Ao final de 2025, pudemos conhecer o primeiro ciberataque autônomo do mundo conduzido por Inteligência Artificial. O incidente inovador, documentado como a primeira ofensiva cibernética em larga escala executada principalmente pela tecnologia com mínima intervenção humana, ressaltou a imensa ameaça representada por agentes de IA em aplicações maliciosas.
Os atacantes se fizeram passar por representantes de uma empresa legítima de cibersegurança que realizava uma avaliação de defesa. Eles desenvolveram uma estrutura de orquestração personalizada, utilizando o “Claude Code” e o “Model Context Protocol” para decompor ataques complexos e de múltiplas etapas em tarefas técnicas distintas — cada uma aparentando ser legítima quando avaliada isoladamente. Ao longo do ataque, a IA concluiu de forma autônoma entre 80% e 90% das tarefas, com a intervenção humana limitada entre 4 e 6 pontos de decisão crítica por ciclo.
A importância deste evento reside na demonstração do vasto potencial da IA na guerra cibernética. Tais sistemas podem operar de forma autônoma por longos períodos, executando tarefas complexas com supervisão humana mínima, aumentando drasticamente a viabilidade de ciberataques em larga escala.

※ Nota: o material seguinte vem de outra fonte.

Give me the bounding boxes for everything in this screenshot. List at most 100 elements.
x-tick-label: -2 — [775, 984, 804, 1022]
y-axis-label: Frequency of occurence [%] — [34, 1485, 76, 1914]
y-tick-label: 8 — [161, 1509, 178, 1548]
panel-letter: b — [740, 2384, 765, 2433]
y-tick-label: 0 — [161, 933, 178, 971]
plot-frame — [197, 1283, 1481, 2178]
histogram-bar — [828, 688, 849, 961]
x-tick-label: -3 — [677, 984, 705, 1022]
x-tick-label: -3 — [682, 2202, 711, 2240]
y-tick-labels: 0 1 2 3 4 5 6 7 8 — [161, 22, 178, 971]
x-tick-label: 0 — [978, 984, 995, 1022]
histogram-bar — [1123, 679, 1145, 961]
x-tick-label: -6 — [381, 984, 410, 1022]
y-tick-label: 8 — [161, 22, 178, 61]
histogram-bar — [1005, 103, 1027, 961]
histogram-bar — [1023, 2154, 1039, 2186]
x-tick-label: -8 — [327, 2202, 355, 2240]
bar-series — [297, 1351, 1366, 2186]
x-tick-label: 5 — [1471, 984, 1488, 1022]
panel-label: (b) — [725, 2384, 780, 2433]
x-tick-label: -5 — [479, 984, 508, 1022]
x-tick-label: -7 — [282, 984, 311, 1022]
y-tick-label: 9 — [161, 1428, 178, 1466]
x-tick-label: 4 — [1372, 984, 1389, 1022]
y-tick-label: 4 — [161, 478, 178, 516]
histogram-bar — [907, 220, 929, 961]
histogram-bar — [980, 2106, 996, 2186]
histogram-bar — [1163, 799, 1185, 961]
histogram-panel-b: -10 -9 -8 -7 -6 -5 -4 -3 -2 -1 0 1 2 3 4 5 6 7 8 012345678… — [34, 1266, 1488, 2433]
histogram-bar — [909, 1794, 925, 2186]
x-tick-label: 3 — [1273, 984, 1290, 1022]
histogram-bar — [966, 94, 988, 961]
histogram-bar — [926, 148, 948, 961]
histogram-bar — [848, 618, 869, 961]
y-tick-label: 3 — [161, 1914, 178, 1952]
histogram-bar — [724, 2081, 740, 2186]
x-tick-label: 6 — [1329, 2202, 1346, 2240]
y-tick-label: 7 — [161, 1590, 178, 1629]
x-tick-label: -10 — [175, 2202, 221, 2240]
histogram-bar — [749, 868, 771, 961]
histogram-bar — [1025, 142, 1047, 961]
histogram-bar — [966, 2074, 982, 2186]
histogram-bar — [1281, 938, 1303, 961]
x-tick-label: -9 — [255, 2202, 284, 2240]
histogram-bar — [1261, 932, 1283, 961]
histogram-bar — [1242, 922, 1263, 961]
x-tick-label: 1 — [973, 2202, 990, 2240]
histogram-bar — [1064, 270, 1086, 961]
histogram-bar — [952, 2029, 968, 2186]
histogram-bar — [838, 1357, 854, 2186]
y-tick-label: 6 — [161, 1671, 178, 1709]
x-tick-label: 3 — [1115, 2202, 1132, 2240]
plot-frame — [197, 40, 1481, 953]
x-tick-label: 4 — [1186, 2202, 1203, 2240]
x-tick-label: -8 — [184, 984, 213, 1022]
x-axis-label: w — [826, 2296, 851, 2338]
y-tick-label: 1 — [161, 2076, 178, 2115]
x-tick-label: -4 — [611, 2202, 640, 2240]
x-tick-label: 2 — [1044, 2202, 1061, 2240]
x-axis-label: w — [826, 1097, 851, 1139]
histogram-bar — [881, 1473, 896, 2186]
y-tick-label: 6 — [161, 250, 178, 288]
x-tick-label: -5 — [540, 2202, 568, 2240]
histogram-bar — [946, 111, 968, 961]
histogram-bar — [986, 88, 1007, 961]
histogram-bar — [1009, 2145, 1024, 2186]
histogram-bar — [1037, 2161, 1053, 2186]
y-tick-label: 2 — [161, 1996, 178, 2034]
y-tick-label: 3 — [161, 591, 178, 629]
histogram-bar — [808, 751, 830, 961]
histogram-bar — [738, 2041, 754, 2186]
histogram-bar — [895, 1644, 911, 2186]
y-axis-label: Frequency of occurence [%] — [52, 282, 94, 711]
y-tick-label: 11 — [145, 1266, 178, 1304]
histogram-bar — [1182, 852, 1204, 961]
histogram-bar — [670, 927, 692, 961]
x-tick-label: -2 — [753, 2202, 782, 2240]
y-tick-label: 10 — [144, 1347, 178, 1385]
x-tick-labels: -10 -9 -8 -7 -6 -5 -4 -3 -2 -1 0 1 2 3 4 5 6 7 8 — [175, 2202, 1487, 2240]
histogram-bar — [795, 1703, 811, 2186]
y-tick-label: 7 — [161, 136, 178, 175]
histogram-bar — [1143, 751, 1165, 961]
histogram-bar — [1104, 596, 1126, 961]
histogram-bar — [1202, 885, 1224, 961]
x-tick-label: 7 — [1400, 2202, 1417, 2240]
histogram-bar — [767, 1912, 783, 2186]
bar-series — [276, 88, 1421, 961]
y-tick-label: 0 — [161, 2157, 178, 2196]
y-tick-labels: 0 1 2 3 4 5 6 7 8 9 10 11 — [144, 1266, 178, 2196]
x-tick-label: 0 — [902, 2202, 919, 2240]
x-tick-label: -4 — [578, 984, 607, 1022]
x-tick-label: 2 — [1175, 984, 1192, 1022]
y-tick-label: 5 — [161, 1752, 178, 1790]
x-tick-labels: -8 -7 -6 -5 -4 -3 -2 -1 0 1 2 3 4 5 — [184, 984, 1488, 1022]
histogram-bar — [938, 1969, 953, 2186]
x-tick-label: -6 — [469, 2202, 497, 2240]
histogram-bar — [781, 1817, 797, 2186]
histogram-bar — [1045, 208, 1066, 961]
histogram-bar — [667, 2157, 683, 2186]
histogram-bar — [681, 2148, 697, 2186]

De acordo com o relatório publicado pela Anthropic, à medida que as metodologias de ataque evoluem rapidamente, agentes com IA podem realizar tarefas que antes exigiam equipes inteiras de hackers experientes — incluindo análise de sistemas-alvo, geração de código de ataque e processamento de grandes volumes de dados roubados. Mesmo organizações com recursos limitados poderiam potencialmente lançar tais operações.
O mercado de cibersegurança impulsionado por IA está se expandindo rapidamente, com um crescimento significativo projetado para os próximos anos. De acordo com o relatório “AI in Cybersecurity Market (2025-2030)”, o mercado global de IA em cibersegurança deverá atingir US$ 93,75 bilhões até 2030, com uma taxa de crescimento anual de 24,4%. Já o mercado de IA generativa em cibersegurança crescerá ainda mais rápido, com projeção de 26,5%.
Nesse contexto, o confronto entre IAs tornou-se um requisito fundamental tanto para estratégias de cibersegurança ofensivas, quanto defensivas, com frameworks de segurança inteligentes liderando a definição de um novo paradigma de segurança. Em termos de aplicação, segundo estudos da NSFOCUS, referência global em soluções de cibersegurança, a IA já está profundamente integrada às operações de segurança, ataque e defesa, inteligência de ameaças e detecção de código, expandindo-se gradualmente para áreas avançadas como testes de red team e resposta automatizada. A crescente demanda por recursos de segurança integrados impulsiona a adoção de plataformas unificadas de operações baseadas em IA, tornando-se tendência dominante no setor.
Globalmente, as principais empresas de cibersegurança estão expandindo as aplicações de IA para uma gama mais ampla de cenários de segurança. A detecção de ameaças e as operações de segurança continuam sendo áreas de foco principais, com fornecedores internacionais aproveitando LLMs multiagentes e multiverticais para fazer a transição para medidas de segurança proativas e em tempo real. O gerenciamento de vulnerabilidades representa um cenário de aplicação de IA de ponta, passando da varredura e correção passivas para a análise preditiva, avaliação inteligente e resposta automatizada.
Em 2025, os modelos de aprendizagem de linha de frente (LLMs) de segurança já foram bastante adaptados para aplicações verticais e setoriais específicas, oferecendo soluções mais precisas e eficientes. Com isso, a cibersegurança impulsionada por IA acaba de passar por uma transição completa e chegou a um estágio centrado em agentes, adentrando em uma nova era de guerra cibernética entre IAs.